Real Stories

My Empty Womb

In 2018 around 36% of women 20-50 years old were childless. It’s well documented that in the US birth rates are declining, and there are a number of reasons why — but one resonates with me the most. Because I’m at the crucial age where the OB/GYN starts eyeing your chart with a raised brow, and commenting on the health of your uterus.

I don’t know if or when I want children. I’m fortunate to have a community of female friends who are also not mothers and can join me for…really, anything at any time because we are not mothers…a conversation about what this really means and what it feels like. We are hard-working professionals and fun-loving friends, aunts, daughters, girlfriends, wives who don’t have an answer for that dreaded question, are you going to have children? We are adventurous, ambitious, committed, intelligent, and most days I’m convinced we could rule the world as a group until that dreaded question arises again. But will we have children to care for as we rule the world?

Don’t ask me, because I don’t know the answer.

Sometimes, totally unrelated to PMS my ovaries give me a hearty thump that stops me in my tracks and makes me put a shaky hand to my abdomen in despair- (PMS or unexpected baby– which could it be). It always ends up being just a benign reminder that those cute but painful little organs still exist and do in fact, work. Lately, I’ve seen it as a subtle reminder from my body to my mind that it has perfect good working parts which I so rudely, am not using.

Other times, I find myself drifting off in an office meeting dreaming of holding my pregnant belly and leaning across the counter at Whits to take an ice cream cone and hand it to my curly-haired, three-year-old eagerly reaching up to me. And I feel warm and happy and desire that moment. But when my attention is awkwardly required back in the room, the dream and feeling fade. I quickly go back to wondering when Caamp will be playing in Columbus again and will I get tickets before they sell out?

I don’t get the achy womb feeling that some women describe, and I have no long-standing desire to be a mother. I’m not fond of babies and don’t actively enjoy spending time around other people’s children (though children love me and I was a damn good nanny in College). I have a fairly active life with a rambunctious dog, a trash-digging cat, and a hobby-driven husband. That all seems to me like a pretty full life outside of work.
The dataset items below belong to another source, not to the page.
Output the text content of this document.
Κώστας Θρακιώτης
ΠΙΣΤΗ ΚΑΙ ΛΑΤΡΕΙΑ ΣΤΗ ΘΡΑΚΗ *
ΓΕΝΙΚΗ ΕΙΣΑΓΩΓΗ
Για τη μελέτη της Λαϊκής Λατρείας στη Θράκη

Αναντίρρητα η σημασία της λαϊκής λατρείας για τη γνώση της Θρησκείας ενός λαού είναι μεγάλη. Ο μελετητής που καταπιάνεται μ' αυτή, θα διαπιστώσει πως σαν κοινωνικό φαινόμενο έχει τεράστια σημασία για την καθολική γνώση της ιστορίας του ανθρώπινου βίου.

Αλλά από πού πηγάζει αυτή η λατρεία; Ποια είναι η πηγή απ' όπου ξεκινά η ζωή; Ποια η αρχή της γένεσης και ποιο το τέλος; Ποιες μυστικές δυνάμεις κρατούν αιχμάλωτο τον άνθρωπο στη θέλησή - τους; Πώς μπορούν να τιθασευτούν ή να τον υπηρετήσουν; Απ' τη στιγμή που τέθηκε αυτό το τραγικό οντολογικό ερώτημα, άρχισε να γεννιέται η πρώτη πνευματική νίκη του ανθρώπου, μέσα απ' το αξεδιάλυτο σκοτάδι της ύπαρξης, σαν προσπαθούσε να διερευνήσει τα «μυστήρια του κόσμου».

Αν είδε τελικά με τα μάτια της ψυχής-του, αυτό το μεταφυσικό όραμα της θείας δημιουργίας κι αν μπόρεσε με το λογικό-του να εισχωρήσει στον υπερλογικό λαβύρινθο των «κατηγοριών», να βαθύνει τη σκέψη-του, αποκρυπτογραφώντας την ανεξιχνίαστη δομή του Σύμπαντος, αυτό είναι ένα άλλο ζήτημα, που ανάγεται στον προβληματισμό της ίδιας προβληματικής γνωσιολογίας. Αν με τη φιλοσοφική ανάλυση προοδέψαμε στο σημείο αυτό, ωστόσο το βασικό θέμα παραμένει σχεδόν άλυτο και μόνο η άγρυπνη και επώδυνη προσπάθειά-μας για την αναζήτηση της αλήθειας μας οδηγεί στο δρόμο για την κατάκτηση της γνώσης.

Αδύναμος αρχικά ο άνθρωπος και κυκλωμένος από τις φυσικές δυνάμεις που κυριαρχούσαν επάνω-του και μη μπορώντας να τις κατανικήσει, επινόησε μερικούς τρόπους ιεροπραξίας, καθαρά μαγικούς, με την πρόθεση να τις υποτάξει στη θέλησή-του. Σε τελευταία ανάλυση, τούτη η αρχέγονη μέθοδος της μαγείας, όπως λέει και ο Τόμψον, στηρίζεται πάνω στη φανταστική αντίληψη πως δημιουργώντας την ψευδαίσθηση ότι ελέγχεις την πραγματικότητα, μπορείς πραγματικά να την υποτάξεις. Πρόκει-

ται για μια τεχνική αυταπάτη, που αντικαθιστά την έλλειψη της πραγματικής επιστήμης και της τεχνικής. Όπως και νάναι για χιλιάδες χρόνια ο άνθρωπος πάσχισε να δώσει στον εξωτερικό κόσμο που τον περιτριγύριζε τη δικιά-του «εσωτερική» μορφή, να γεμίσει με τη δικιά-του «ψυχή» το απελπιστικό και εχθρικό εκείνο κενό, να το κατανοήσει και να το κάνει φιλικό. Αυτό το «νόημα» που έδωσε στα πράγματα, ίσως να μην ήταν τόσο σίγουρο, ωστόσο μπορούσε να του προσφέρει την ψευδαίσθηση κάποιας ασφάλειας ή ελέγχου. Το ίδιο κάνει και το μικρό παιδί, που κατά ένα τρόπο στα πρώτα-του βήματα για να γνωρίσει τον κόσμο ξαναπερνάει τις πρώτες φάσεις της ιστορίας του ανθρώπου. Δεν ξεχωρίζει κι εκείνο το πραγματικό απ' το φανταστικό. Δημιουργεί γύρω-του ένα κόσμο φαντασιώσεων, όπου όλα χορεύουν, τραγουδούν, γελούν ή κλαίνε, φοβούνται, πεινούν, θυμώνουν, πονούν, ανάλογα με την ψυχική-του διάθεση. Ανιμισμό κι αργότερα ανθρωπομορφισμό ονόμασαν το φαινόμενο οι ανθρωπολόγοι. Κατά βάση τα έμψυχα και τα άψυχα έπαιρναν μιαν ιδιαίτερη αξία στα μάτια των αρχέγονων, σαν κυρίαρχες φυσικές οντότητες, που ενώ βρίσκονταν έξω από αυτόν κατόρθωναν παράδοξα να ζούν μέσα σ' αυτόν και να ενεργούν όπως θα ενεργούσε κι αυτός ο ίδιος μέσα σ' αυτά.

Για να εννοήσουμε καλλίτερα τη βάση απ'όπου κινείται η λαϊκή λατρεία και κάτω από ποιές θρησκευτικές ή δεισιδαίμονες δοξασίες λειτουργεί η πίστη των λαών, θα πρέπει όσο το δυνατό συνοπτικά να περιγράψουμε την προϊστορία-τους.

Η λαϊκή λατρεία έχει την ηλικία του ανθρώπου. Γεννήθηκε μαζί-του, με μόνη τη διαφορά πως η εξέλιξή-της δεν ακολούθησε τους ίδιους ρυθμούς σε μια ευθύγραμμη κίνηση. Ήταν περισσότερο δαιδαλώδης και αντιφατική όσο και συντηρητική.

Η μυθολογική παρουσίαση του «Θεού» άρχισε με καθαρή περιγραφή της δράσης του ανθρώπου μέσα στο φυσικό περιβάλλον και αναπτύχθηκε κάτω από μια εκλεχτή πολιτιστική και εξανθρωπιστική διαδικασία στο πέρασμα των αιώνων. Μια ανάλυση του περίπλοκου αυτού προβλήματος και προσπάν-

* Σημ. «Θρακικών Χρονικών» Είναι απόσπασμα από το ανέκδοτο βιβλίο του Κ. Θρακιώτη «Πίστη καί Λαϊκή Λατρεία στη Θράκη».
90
So when people ask me the question of babies and children, I have to look incredulously at them because it feels like a new consideration ever time. Do I? Do I right now? Will I later? And the ever-looming, geriatric pregnancy threat at 35 only adds dead weight to the unknown anchor. An anchor that I must note, my husband never gets saddled with. His friends want to know about as much about his home life as I do about NASCAR- a footnote in a conversation about something else. He has shed any responsibility related to the question of kids. I only slightly understand because it is my body. In the larger sense, it would also be his child, his responsibility for life, his little human walking the world stressing him out, and wrecking his car in high-school.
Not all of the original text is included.